Palace beekeeper's most solemn task: telling the bees about Queen Elizabeth II's death

After the Queen died, John Chapple, the official Palace beekeeper, was charged with the task of "telling the bees." He literally went from hive to hive telling tens of thousands of the Queen's bees that Queen Elizabeth II had passed. Vanity Fair explains:

As reported in the Daily Mail, Chapple travelled to Buckingham Palace and Clarence House to perform his opposite-of-sweet duty. He spoke "in hushed tones," no doubt to try and take the sting out of it. 

Chapple placed black ribbons around the hives, and then told the busy workers inside the news. He also explained that King Charles III is now their new master, and that he will be good to them.

"The person who has died is the master or mistress of the hives, someone important in the family who dies and you don't get any more important than the Queen, do you?" Chapple said to the British newspaper. Getting into the nitty-gritty of it, he explained, "You knock on each hive and say, 'The mistress is dead, but don't you go. Your master will be a good master to you.'"

The ritual of "telling the bees" about important events in the life of the beekeeper is centuries old. JSTOR explains its origins and how it developed over time:

This practice of "telling the bees" may have its origins in Celtic mythology where the presence of a bee after a death signified the soul leaving the body, but the tradition appears to have been most prominent in the eighteenth and nineteenth centuries in the U.S. and Western Europe. The ritual involves notifying honey bees of major events in the beekeeper's life, such as a death or marriage.

While the traditions varied from country to country, "telling the bees" always involved notifying the insects of a death in the family—so that the bees could share in the mourning.

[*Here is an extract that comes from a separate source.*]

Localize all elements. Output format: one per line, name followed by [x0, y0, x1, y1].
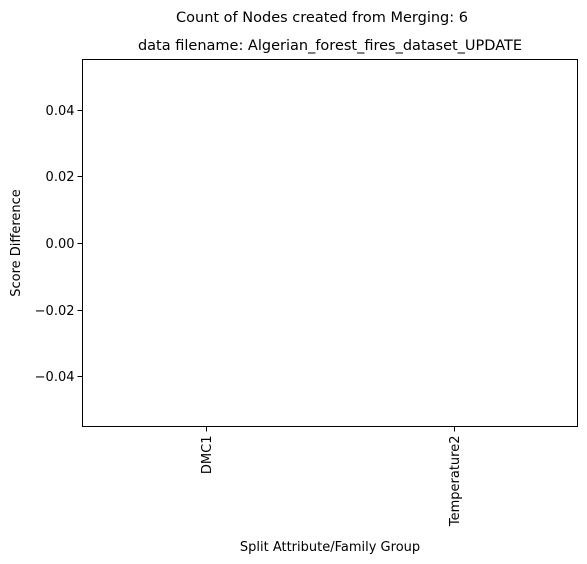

This generally entailed draping each hive with black crepe or some other "shred of black." It was required that the sad news be delivered to each hive individually, by knocking once and then verbally relaying the tale of sorrow.

Charles Fitzgerald Gambier Jenyns, a British Victorian apiarist and rector, in his A Book about Bees (1886) asserts that this message should be delivered to the hives at midnight. In other regions, like in Whittier's New England, they simply hung crepe on the hive and then sang to the bees that, "So-and-so is dead." Other variations include merely telling (rather than singing) or whispering the information. In some places they may say "Little brownies, little brownies, your master (or mistress) is dead."

I never knew about this ritual until the Queen died. When a friend—who was a beekeeper—died two years ago, a friend of theirs set up a group chat where we could all share photos and stories and memories of happier times. The person who set up the chat named it "Telling the Bees," and now I finally understand what that means. As much as I question most of the ritual and pomp and circumstance happening in the wake of the Queen's passing, this practice of telling the bees is touching, and seems like an intimate and meaningfully deliberate way to mourn someone's passing. As the JSTOR article points out, the ritual also highlights the incredibly important relationship between bees and humans that we must continue to foster:

While the future of the honeybee remains uncertain, this staged funeral serves as a powerful reminder that our fate is inexorably linked to that of bees. If they were to depart, the journey "we all must go" will come sooner than we realize.